Exploring Rest-Energy in Relativity

[Elu314]

I just read this passage, which is really all I've read about relativity so excuse me if this is basic. I don't understand how rest-energy is defined. I thought it was the energy content of the mass only, not including the energy due to motion (hence, rest, right?). But this passage says it is the sum of both. So why is it called rest-energy, then?
(Here, S refers to the system consisting of a contained ideal gas)

"Einstein's equation also says, of course, that if there is a change to the inertial mass of S, then there is a concurrent change to the rest-energy of S. Thus, if we remove one molecule from the gas sample, the rest-energy of the gas sample will diminish by an amount equal to the sum of the molecule's kinetic energy and the mass of the molecule times c2. We can modify our example to make it a bit more telling if we consider the gas sample to be at a temperature of absolute zero, i.e., if we consider the gas sample when all of its molecules are in a state of relative rest. In this case, the rest-energy of S is simply the sum of the masses of the molecules times c2. Let us suppose for simplicity that there are n molecules each of rest-mass m.

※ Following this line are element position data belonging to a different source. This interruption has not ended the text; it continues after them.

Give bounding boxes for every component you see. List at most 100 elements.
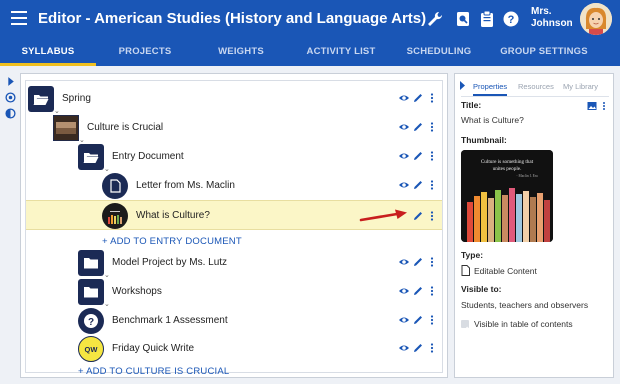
svg-text:unites people.: unites people. [493,166,522,172]
visible-to-label: Visible to: [461,284,502,294]
pointer-arrow-annotation [359,209,407,222]
tree-row-friday-quick-write[interactable]: QW Friday Quick Write [26,335,442,363]
page-title: Editor - American Studies (History and L… [38,10,427,27]
visible-in-table-checkbox[interactable] [461,320,469,332]
edit-pencil-icon[interactable] [412,121,424,133]
tree-row-letter[interactable]: Letter from Ms. Maclin [26,172,442,200]
left-toolstrip [0,66,20,384]
main-tabs: SYLLABUS PROJECTS WEIGHTS ACTIVITY LIST … [0,38,620,66]
edit-pencil-icon[interactable] [412,92,424,104]
tree-row-label: Spring [62,93,91,104]
visible-to-value: Students, teachers and observers [461,300,589,310]
collapse-arrow-icon[interactable] [459,81,466,90]
tree-row-what-is-culture[interactable]: What is Culture? [26,200,442,230]
title-label: Title: [461,100,482,110]
edit-pencil-icon[interactable] [412,179,424,191]
visibility-icon[interactable] [398,256,410,268]
tree-row-label: What is Culture? [136,210,210,221]
edit-pencil-icon[interactable] [412,314,424,326]
properties-panel: Properties Resources My Library Title: W… [454,73,614,378]
tree-row-label: Friday Quick Write [112,343,195,354]
target-icon[interactable] [5,92,16,103]
visibility-icon[interactable] [398,92,410,104]
more-options-icon[interactable] [426,314,438,326]
edit-pencil-icon[interactable] [412,150,424,162]
more-options-icon[interactable] [426,150,438,162]
wrench-icon[interactable] [425,9,445,29]
question-icon: ? [78,308,104,334]
type-value: Editable Content [474,266,537,276]
tree-row-entry-document[interactable]: ⌄ Entry Document [26,143,442,173]
visible-in-table-label: Visible in table of contents [474,319,573,329]
tree-row-label: Letter from Ms. Maclin [136,180,235,191]
help-icon[interactable]: ? [501,9,521,29]
title-value[interactable]: What is Culture? [461,115,524,125]
menu-icon[interactable] [11,11,27,25]
folder-open-icon [78,144,104,170]
more-options-icon[interactable] [600,101,608,111]
preview-icon[interactable] [453,9,473,29]
tree-row-spring[interactable]: ⌄ Spring [26,85,442,115]
tree-row-workshops[interactable]: ⌄ Workshops [26,278,442,308]
svg-text:Culture is something that: Culture is something that [481,159,534,165]
more-options-icon[interactable] [426,256,438,268]
edit-pencil-icon[interactable] [412,285,424,297]
tree-row-culture-is-crucial[interactable]: ⌄ Culture is Crucial [26,114,442,144]
edit-pencil-icon[interactable] [412,342,424,354]
tab-scheduling[interactable]: SCHEDULING [400,38,478,66]
contrast-icon[interactable] [5,108,16,119]
avatar-illustration [580,3,612,35]
expand-arrow-icon[interactable] [5,76,16,87]
tree-row-label: Benchmark 1 Assessment [112,315,228,326]
visibility-icon[interactable] [398,150,410,162]
avatar[interactable] [580,3,612,35]
tree-row-label: Workshops [112,286,162,297]
svg-text:?: ? [508,14,515,26]
tree-row-label: Entry Document [112,151,184,162]
more-options-icon[interactable] [426,92,438,104]
visibility-icon[interactable] [398,179,410,191]
visibility-icon[interactable] [398,342,410,354]
tab-resources[interactable]: Resources [518,82,554,91]
tab-activity-list[interactable]: ACTIVITY LIST [298,38,384,66]
app-header: Editor - American Studies (History and L… [0,0,620,38]
thumbnail-label: Thumbnail: [461,135,507,145]
tab-group-settings[interactable]: GROUP SETTINGS [492,38,596,66]
more-options-icon[interactable] [426,210,438,222]
tab-properties[interactable]: Properties [473,82,508,96]
add-to-culture-link[interactable]: + ADD TO CULTURE IS CRUCIAL [78,366,229,377]
thumbnail-hands-illustration: Culture is something that unites people.… [461,150,553,242]
clipboard-icon[interactable] [477,9,497,29]
svg-text:QW: QW [85,345,99,354]
folder-icon [78,279,104,305]
thumbnail-image[interactable]: Culture is something that unites people.… [461,150,553,242]
document-icon [102,173,128,199]
image-thumbnail-icon [102,203,128,229]
folder-icon [78,250,104,276]
tab-my-library[interactable]: My Library [563,82,598,91]
folder-open-icon [28,86,54,112]
visibility-icon[interactable] [398,121,410,133]
tree-row-label: Model Project by Ms. Lutz [112,257,228,268]
more-options-icon[interactable] [426,285,438,297]
more-options-icon[interactable] [426,121,438,133]
user-name[interactable]: Mrs. Johnson [531,6,573,30]
tree-row-benchmark[interactable]: ? Benchmark 1 Assessment [26,307,442,335]
tab-projects[interactable]: PROJECTS [105,38,185,66]
project-thumbnail-image [53,115,79,141]
more-options-icon[interactable] [426,179,438,191]
tab-weights[interactable]: WEIGHTS [206,38,276,66]
syllabus-tree-panel: ⌄ Spring ⌄ Culture is Crucial ⌄ Entry Do… [20,73,448,378]
visibility-icon[interactable] [398,285,410,297]
visibility-icon[interactable] [398,314,410,326]
tree-row-label: Culture is Crucial [87,122,164,133]
image-icon[interactable] [587,101,597,111]
edit-pencil-icon[interactable] [412,256,424,268]
qw-icon: QW [78,336,104,362]
svg-text:- Maclin I. Era: - Maclin I. Era [516,174,538,178]
tab-syllabus[interactable]: SYLLABUS [0,38,96,66]
add-to-entry-document-link[interactable]: + ADD TO ENTRY DOCUMENT [102,236,242,247]
tree-row-model-project[interactable]: ⌄ Model Project by Ms. Lutz [26,249,442,279]
more-options-icon[interactable] [426,342,438,354]
edit-pencil-icon[interactable] [412,210,424,222]
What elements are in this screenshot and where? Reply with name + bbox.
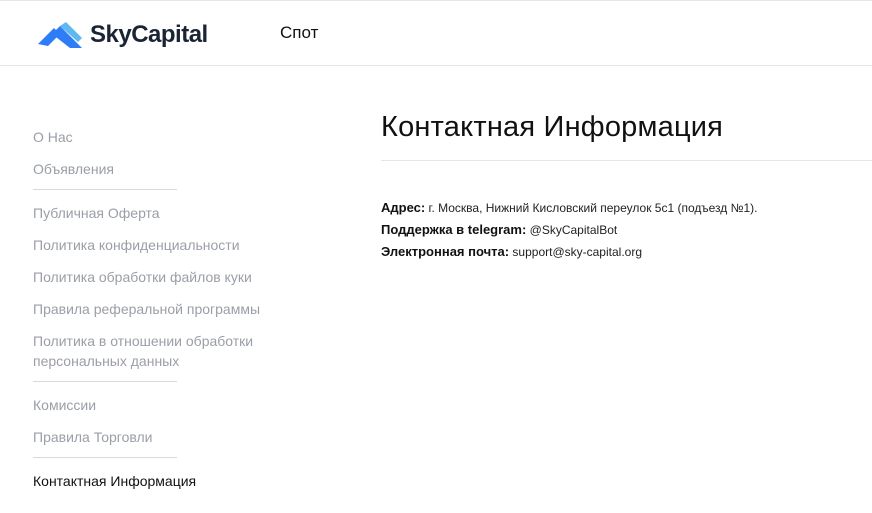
sidebar-item-public-offer[interactable]: Публичная Оферта	[33, 203, 293, 223]
header: SkyCapital Спот	[0, 0, 872, 66]
sidebar-divider	[33, 189, 177, 190]
sidebar-item-personal-data-policy[interactable]: Политика в отношении обработки персональ…	[33, 331, 293, 371]
telegram-label: Поддержка в telegram:	[381, 222, 527, 237]
telegram-row: Поддержка в telegram: @SkyCapitalBot	[381, 219, 872, 241]
email-row: Электронная почта: support@sky-capital.o…	[381, 241, 872, 263]
telegram-value[interactable]: @SkyCapitalBot	[530, 223, 618, 237]
title-divider	[381, 160, 872, 161]
sidebar-item-about[interactable]: О Нас	[33, 127, 293, 147]
sidebar-item-contact-info[interactable]: Контактная Информация	[33, 471, 293, 491]
sidebar-item-privacy-policy[interactable]: Политика конфиденциальности	[33, 235, 293, 255]
address-label: Адрес:	[381, 200, 426, 215]
logo-link[interactable]: SkyCapital	[38, 20, 208, 50]
page-title: Контактная Информация	[381, 111, 724, 143]
email-value[interactable]: support@sky-capital.org	[512, 245, 642, 259]
sidebar-item-trading-rules[interactable]: Правила Торговли	[33, 427, 293, 447]
sidebar-divider	[33, 457, 177, 458]
email-label: Электронная почта:	[381, 244, 510, 259]
main-content: Контактная Информация Адрес: г. Москва, …	[381, 108, 872, 263]
sidebar-item-cookie-policy[interactable]: Политика обработки файлов куки	[33, 267, 293, 287]
sidebar-item-announcements[interactable]: Объявления	[33, 159, 293, 179]
address-value: г. Москва, Нижний Кисловский переулок 5с…	[428, 201, 758, 215]
address-row: Адрес: г. Москва, Нижний Кисловский пере…	[381, 197, 872, 219]
contact-info: Адрес: г. Москва, Нижний Кисловский пере…	[381, 197, 872, 263]
logo-text: SkyCapital	[90, 21, 208, 48]
sidebar: О Нас Объявления Публичная Оферта Полити…	[33, 127, 293, 503]
nav-spot-link[interactable]: Спот	[280, 23, 318, 43]
sidebar-item-fees[interactable]: Комиссии	[33, 395, 293, 415]
skycapital-logo-icon	[38, 22, 82, 48]
sidebar-divider	[33, 381, 177, 382]
sidebar-item-referral-rules[interactable]: Правила реферальной программы	[33, 299, 293, 319]
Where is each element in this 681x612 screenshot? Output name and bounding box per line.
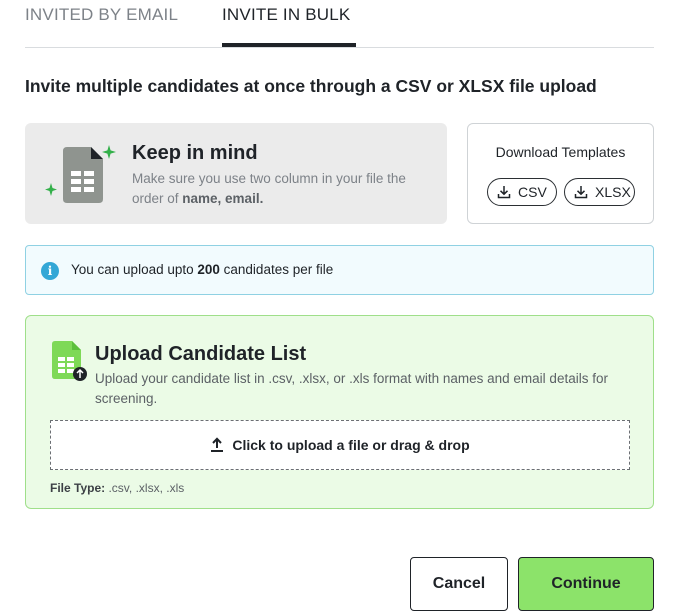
drop-zone-label: Click to upload a file or drag & drop	[232, 437, 470, 453]
file-drop-zone[interactable]: Click to upload a file or drag & drop	[50, 420, 630, 470]
tab-invite-in-bulk[interactable]: INVITE IN BULK	[222, 5, 350, 25]
file-type-list: .csv, .xlsx, .xls	[105, 481, 185, 495]
download-xlsx-label: XLSX	[595, 184, 631, 200]
upload-icon	[211, 437, 224, 452]
file-upload-icon	[50, 340, 88, 382]
keep-in-mind-card: Keep in mind Make sure you use two colum…	[25, 123, 447, 224]
keep-in-mind-text: Make sure you use two column in your fil…	[132, 171, 406, 206]
upload-description: Upload your candidate list in .csv, .xls…	[95, 371, 608, 406]
column-order-text: name, email.	[182, 191, 264, 206]
tab-bar: INVITED BY EMAIL INVITE IN BULK	[25, 0, 654, 48]
page-heading: Invite multiple candidates at once throu…	[25, 76, 597, 96]
upload-candidate-section: Upload Candidate List Upload your candid…	[25, 315, 654, 509]
download-csv-label: CSV	[518, 184, 547, 200]
upload-limit-text: You can upload upto 200 candidates per f…	[71, 262, 334, 277]
download-icon	[574, 186, 588, 199]
file-type-label: File Type:	[50, 481, 106, 495]
cancel-button[interactable]: Cancel	[410, 557, 508, 611]
file-type-hint: File Type: .csv, .xlsx, .xls	[50, 481, 184, 495]
continue-button[interactable]: Continue	[518, 557, 654, 611]
download-icon	[497, 186, 511, 199]
upload-title: Upload Candidate List	[95, 343, 307, 365]
upload-limit-banner: i You can upload upto 200 candidates per…	[25, 245, 654, 295]
active-tab-indicator	[222, 43, 356, 47]
download-templates-title: Download Templates	[495, 144, 626, 160]
download-templates-card: Download Templates CSV XLSX	[467, 123, 654, 224]
upload-limit-count: 200	[197, 262, 220, 277]
tab-invited-by-email[interactable]: INVITED BY EMAIL	[25, 5, 178, 25]
spreadsheet-icon	[43, 143, 123, 208]
info-icon: i	[41, 262, 59, 280]
download-xlsx-button[interactable]: XLSX	[564, 178, 635, 206]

The rest-energy of S is then simply E = n·mc2. If we remove one of the molecules from the gas, then the rest-energy decreases by an amount ΔE=mc2 and the new rest-energy of S becomes E′ = (n − 1)mc2."

 

[HallsofIvy]

The gas is made up of a large number of molecules. The rest energy of the gas is its energy when its velocity, the average velocity of the molecules, is 0. The gas can be at rest while the individual molecules are not.

 

[tiny-tim]

Welcome to PF!

Hi Elu314! Welcome to PF!

"Einstein's equation also says, of course, that if there is a change to the inertial mass of S, then there is a concurrent change to the rest-energy of S.

Thus, if we remove one molecule from the gas sample, the rest-energy of the gas sample will diminish by an amount equal to the sum of the molecule's kinetic energy and the mass of the molecule times c2.

Yes … the kinetic energy referred to is the KE within the sample, not hte overall KE of the sample as a whole.

It's clearer with a solid rather than a gas …

a solid has a uniform motion, with an associated kinetic energy m[1/√(1 - v²/c²) - 1], but inside the solid the molecules are vibrating slightly (dependent on temperature) …

those vibrations also have kinetic energy, which goes to make up m …

if you increase the speed of the solid, without affecting the vibrations, then the kinetic energy will increase according to that formula with the same m … that m (including the kinetic energy of the vibrations) is the rest-mass of the solid at that temperature.

 

[yuiop]

Imagine you have 2 bricks each with a rest mass of 1kg. One brick (m1) is moving to the left at +v/c and the other (m2) is moving to the right at -v/c both relative to you. The total momentum of the system (both bricks) is m1*v/sqrt(1-(v/c)^2) - m2/sqrt(1-(v/c)^2) = 0. The total rest energy of the two bricks is m1*c^2/sqrt(1-(v/c)^2)+m2*c^2/sqrt(1-(v/c)^2) = 2kg*c^2/sqrt(1-(v/c)^2). This rest energy of the two bricks (considered as a system) is greater than 2kg*c^2 because it includes their energy due relative motion. It is valid to have a rest mass for the two bricks as a system, because the two bricks have a total momentum of zero in your rest frame. This is the definition of the rest mass of a system, i.e. the total energy of the system measured in the reference frame where the total momentum of the system is zero. For a gas, just imagine millions of small bricks going in random directions with a combined total momentum of zero.